Some chemicals such as glycine, D-alanine, D-methionine, D-tryptophan, and DAP(meso-diaminopimelic acid) was reported as inducer of β-lactamase. However, all of these chemicals didn't induce the enzyme significantly. They didn't increase or decrease the DNA binding of AmpR, and neither they activate the transcription by AmpR. Therefore, none of them seems to be an actual cytoplasmic inducer.
Low pH of medium, $Ca^2+$, O-phospho-D-tyrosine, and D-galactosamine significantly increased the rate of β-lactamase induction from E.Coli SNO3(pNU305). $Ca^2+$ and O-phospho-D-tyrosine abolished the upper two protein-DNA ladders in the gel retardation assay. D-galactosamine increased the retardation very significantly. It was also observed that AmpR didn't bind to the DNA at low pH. However the 3 chemicals and low pH didn't increase the amount of transcript in in vitro transcription.
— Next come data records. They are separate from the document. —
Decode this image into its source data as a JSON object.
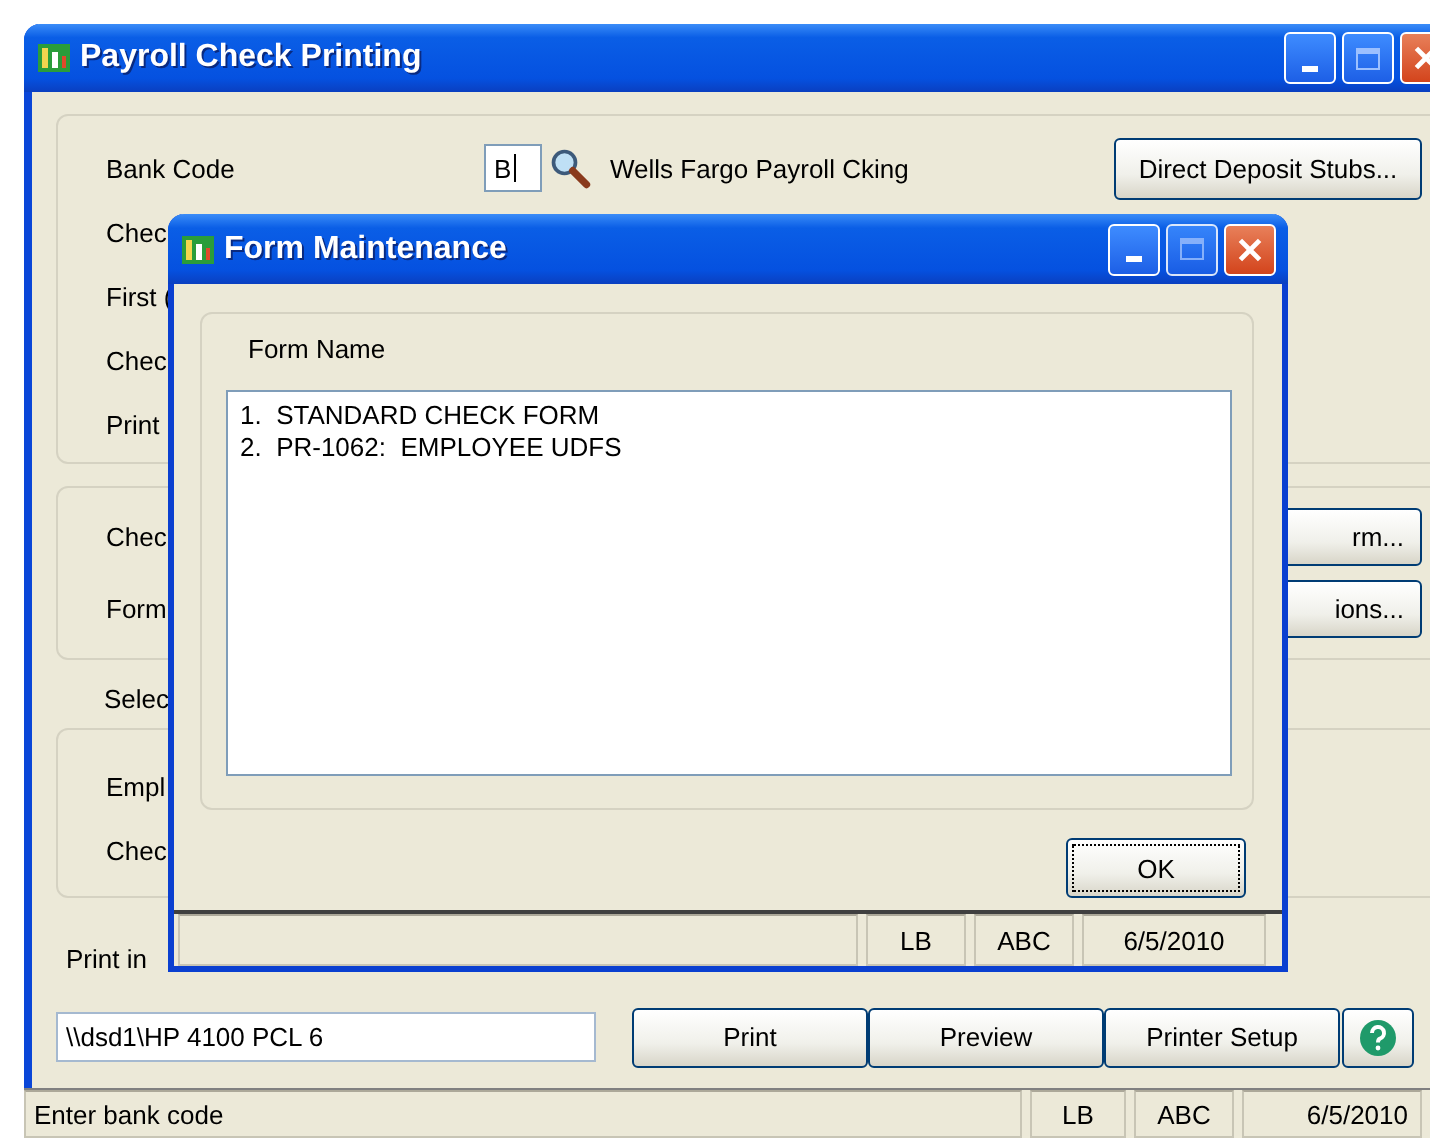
{
  "main_window": {
    "title": "Payroll Check Printing",
    "bank_code": {
      "label": "Bank Code",
      "value": "B",
      "description": "Wells Fargo Payroll Cking"
    },
    "direct_deposit_button": "Direct Deposit Stubs...",
    "group1_labels": [
      "Chec",
      "First (",
      "Chec",
      "Print"
    ],
    "group2_labels": [
      "Chec",
      "Form"
    ],
    "group2_buttons": [
      "rm...",
      "ions..."
    ],
    "select_label": "Selec",
    "group3_labels": [
      "Empl",
      "Chec"
    ],
    "print_in_label": "Print in",
    "printer": {
      "value": "\\\\dsd1\\HP 4100 PCL 6"
    },
    "buttons": [
      "Print",
      "Preview",
      "Printer Setup"
    ],
    "status_bar": {
      "message": "Enter bank code",
      "cells": [
        "LB",
        "ABC",
        "6/5/2010"
      ]
    }
  },
  "dialog": {
    "title": "Form Maintenance",
    "group_label": "Form Name",
    "forms": [
      "1.  STANDARD CHECK FORM",
      "2.  PR-1062:  EMPLOYEE UDFS"
    ],
    "ok_button": "OK",
    "status_bar": {
      "cells": [
        "LB",
        "ABC",
        "6/5/2010"
      ]
    }
  }
}
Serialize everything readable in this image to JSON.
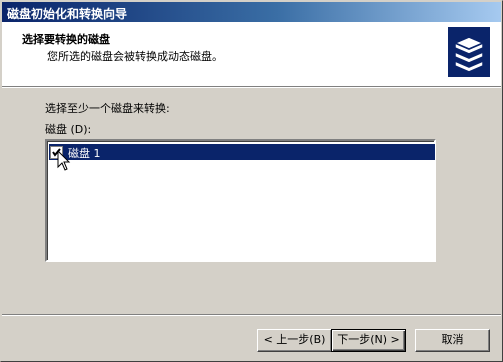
{
  "window": {
    "title": "磁盘初始化和转换向导"
  },
  "header": {
    "title": "选择要转换的磁盘",
    "subtitle": "您所选的磁盘会被转换成动态磁盘。",
    "icon": "disk-stack-icon"
  },
  "main": {
    "instruction": "选择至少一个磁盘来转换:",
    "disk_list_label": "磁盘 (D):",
    "disks": [
      {
        "label": "磁盘 1",
        "checked": true,
        "selected": true
      }
    ]
  },
  "buttons": {
    "back": "< 上一步(B)",
    "next": "下一步(N) >",
    "cancel": "取消"
  },
  "colors": {
    "title_bar": "#0a246a",
    "selection": "#0a246a",
    "face": "#d4d0c8",
    "header_icon": "#0a246a"
  }
}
Aspirin is of special interest because it decrease the induction rate by cefoxitin as much as 50-60%, and reduced the DNA binding of AmpR significantly. Consequently, the physiological role of aspirin is presumed to be as a negative effector because of more convincing observation that it decreased the amount of ampC transcript. It seems that AmpR binds to the intercistronic region of ampC - ampR genes at its maximum at 3 sites as dimer or tetramer cooperatively with very high sepecificity. Low pH give effects on the induction of the β-lactamase. $Ca^2+$, O-phospho-D-tyrosine, and D-galactosmine are suggested to be novel putative inducers of β-lactamase. ProteinX is also another candidate for the regulator protein of β-lactamase induction system.